A comparison between bottom-discontinuity numerical treatments in the DG framework

TL;DR

This paper compares five numerical methods within a third-order discontinuous Galerkin framework for simulating free-surface shallow flows over bottom steps, focusing on how they handle bottom discontinuities and preserve steady states.

Contribution

It introduces a comprehensive comparison of existing and new approaches for bottom discontinuity treatment in DG schemes, emphasizing steady state preservation in shallow flow simulations.

Findings

All methods achieve third-order accuracy in unsteady flow simulations.

Certain approaches better preserve steady states, especially in the presence of bottom steps.

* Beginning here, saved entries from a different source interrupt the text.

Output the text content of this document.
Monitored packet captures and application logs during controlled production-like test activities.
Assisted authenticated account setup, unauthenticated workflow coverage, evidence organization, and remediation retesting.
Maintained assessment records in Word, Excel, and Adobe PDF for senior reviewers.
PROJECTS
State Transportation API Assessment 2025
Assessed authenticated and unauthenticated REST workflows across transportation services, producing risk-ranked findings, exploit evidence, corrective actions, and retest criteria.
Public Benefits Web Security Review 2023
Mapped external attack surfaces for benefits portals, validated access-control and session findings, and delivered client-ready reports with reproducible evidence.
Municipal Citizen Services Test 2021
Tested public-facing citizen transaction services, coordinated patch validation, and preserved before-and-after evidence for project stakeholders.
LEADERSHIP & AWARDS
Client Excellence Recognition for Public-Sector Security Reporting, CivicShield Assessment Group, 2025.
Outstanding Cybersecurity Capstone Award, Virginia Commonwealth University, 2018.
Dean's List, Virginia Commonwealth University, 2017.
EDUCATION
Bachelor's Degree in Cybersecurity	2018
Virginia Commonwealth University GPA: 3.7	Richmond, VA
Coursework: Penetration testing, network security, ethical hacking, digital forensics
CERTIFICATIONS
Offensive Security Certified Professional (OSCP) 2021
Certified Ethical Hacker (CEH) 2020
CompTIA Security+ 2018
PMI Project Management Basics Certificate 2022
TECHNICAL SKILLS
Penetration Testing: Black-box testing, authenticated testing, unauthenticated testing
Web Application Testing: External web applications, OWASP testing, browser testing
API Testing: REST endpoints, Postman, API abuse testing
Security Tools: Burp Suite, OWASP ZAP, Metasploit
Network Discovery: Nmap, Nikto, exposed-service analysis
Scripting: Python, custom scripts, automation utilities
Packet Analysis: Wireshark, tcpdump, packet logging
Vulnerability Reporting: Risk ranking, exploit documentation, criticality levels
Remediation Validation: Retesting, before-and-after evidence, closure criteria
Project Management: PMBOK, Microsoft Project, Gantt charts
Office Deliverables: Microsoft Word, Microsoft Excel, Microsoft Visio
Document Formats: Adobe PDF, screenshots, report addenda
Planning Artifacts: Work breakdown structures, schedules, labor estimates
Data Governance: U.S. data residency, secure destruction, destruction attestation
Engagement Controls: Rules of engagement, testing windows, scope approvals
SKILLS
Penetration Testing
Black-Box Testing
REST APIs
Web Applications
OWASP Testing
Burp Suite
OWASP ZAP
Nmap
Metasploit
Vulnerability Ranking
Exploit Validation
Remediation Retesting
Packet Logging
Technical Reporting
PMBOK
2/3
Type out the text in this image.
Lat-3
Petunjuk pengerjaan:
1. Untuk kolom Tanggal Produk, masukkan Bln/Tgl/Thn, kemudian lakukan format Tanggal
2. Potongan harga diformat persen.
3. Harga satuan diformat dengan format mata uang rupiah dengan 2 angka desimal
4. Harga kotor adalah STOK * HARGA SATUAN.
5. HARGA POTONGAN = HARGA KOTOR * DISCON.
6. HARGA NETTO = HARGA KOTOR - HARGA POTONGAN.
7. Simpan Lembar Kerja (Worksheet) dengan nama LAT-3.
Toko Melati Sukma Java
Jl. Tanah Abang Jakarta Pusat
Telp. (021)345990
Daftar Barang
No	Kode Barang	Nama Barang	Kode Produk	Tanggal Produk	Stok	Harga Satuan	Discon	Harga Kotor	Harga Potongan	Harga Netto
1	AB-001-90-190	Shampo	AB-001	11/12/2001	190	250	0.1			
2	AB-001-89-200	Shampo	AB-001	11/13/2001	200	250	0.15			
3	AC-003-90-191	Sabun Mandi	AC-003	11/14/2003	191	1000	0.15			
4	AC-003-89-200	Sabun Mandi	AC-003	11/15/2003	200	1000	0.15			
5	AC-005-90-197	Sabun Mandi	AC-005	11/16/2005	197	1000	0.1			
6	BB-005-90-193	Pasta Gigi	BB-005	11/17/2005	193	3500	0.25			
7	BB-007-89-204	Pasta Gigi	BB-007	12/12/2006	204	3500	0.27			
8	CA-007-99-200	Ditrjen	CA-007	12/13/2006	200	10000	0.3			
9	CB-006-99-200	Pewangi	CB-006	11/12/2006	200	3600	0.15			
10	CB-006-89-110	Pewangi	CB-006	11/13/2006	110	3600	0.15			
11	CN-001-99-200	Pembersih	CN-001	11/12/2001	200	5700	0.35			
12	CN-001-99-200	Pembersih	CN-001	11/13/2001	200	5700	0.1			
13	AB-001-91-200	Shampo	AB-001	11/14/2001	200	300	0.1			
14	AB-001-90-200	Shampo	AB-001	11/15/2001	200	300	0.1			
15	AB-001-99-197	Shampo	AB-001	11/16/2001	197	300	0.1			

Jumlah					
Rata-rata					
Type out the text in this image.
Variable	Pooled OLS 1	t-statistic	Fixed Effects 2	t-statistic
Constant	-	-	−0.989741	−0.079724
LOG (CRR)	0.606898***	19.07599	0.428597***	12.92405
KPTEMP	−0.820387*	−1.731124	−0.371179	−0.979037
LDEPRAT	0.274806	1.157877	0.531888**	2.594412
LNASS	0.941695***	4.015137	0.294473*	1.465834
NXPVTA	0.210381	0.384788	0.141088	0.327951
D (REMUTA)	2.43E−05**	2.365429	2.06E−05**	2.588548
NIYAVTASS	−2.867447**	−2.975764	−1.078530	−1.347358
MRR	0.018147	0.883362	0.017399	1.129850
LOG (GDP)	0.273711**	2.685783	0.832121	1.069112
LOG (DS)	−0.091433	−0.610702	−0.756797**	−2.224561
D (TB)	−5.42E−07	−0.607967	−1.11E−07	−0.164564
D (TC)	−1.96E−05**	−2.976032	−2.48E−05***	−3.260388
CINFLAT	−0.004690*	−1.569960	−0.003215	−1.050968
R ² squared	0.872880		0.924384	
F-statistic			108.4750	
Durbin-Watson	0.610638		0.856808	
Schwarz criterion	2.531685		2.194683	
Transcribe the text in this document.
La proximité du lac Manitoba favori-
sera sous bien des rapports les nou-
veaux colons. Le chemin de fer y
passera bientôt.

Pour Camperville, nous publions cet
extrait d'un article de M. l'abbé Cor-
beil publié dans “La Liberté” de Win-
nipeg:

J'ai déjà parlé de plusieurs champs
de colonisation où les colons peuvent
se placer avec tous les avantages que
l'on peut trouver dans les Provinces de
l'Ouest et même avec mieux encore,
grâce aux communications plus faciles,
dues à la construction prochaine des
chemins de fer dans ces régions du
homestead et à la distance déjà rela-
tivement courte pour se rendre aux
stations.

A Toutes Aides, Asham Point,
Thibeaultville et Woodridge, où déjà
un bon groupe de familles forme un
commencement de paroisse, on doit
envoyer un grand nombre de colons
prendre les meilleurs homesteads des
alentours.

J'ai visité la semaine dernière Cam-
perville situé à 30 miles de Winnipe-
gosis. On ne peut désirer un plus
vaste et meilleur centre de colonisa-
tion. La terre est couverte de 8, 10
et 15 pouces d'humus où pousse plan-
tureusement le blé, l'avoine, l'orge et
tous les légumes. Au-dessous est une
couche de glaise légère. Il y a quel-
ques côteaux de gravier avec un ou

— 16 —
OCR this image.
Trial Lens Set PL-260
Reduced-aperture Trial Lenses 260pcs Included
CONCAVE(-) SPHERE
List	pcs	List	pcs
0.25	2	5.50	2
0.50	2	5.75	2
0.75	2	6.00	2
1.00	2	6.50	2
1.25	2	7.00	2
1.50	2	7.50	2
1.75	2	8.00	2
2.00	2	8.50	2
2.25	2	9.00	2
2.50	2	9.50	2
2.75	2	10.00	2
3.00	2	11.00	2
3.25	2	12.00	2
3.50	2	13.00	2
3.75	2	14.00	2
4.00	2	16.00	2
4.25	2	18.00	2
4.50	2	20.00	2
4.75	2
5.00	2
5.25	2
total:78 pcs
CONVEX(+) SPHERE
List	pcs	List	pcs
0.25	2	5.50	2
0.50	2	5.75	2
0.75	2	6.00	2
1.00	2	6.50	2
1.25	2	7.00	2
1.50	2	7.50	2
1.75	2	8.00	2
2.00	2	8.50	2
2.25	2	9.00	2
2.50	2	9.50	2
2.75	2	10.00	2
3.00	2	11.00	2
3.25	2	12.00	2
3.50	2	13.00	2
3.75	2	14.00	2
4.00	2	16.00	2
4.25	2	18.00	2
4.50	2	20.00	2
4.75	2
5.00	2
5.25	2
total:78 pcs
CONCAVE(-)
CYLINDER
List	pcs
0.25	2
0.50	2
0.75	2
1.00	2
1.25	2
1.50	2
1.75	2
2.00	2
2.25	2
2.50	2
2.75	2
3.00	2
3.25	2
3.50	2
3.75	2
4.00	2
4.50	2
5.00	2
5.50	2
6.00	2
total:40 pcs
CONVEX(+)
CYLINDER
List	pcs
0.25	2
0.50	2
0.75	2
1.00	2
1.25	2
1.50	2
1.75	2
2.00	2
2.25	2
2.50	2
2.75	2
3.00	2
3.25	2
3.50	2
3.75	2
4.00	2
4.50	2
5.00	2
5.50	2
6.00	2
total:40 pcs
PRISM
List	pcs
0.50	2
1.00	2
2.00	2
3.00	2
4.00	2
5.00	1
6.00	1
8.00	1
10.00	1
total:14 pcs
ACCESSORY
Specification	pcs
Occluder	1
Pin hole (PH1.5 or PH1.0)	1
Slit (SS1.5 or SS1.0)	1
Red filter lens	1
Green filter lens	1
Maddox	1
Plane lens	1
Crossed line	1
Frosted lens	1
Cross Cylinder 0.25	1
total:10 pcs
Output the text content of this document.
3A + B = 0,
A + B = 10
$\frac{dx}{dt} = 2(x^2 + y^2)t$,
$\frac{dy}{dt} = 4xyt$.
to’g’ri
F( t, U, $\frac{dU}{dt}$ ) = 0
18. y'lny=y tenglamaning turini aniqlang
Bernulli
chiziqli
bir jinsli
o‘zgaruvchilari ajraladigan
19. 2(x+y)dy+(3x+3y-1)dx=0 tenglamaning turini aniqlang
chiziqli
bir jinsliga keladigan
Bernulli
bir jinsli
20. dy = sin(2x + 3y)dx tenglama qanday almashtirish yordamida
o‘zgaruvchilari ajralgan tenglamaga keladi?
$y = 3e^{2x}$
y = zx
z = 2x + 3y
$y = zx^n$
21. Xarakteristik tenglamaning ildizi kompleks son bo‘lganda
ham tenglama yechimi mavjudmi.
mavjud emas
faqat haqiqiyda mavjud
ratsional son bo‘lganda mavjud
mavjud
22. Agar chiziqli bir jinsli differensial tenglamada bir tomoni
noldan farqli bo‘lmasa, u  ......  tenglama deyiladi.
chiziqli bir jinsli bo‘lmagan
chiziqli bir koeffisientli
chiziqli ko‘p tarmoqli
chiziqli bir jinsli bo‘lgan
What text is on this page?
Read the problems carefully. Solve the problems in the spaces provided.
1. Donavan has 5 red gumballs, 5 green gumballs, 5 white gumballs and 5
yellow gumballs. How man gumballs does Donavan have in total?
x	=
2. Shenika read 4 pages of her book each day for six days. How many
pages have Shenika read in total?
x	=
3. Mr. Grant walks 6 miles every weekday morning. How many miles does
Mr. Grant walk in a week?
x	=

The new approach shows promising results for moving-water steady states.

Abstract

In this work, using a unified framework consisting of third-order accurate discontinuous Galerkin schemes, we perform a comparison between five different numerical approaches to the free-surface shallow flow simulation on bottom steps. Together with the study of the overall impact that such techniques have on the numerical models, we highlight the role that the treatment of bottom discontinuities plays in the preservation of specific asymptotic conditions. In particular, we consider three widespread approaches that perform well if the motionless steady state has to be preserved and two approaches (one previously conceived by the first two authors and one original) which are also promising for the preservation of a moving-water steady state. Several one-dimensional test cases are used to verify the third-order accuracy of the models in simulating an unsteady flow, the behavior of the models for a quiescent flow in the cases of both continuous and discontinuous bottom, and the good resolution properties of the schemes. Moreover, specific test cases are introduced to show the behavior of the different approaches when a bottom step interacts with both steady and unsteady moving flows.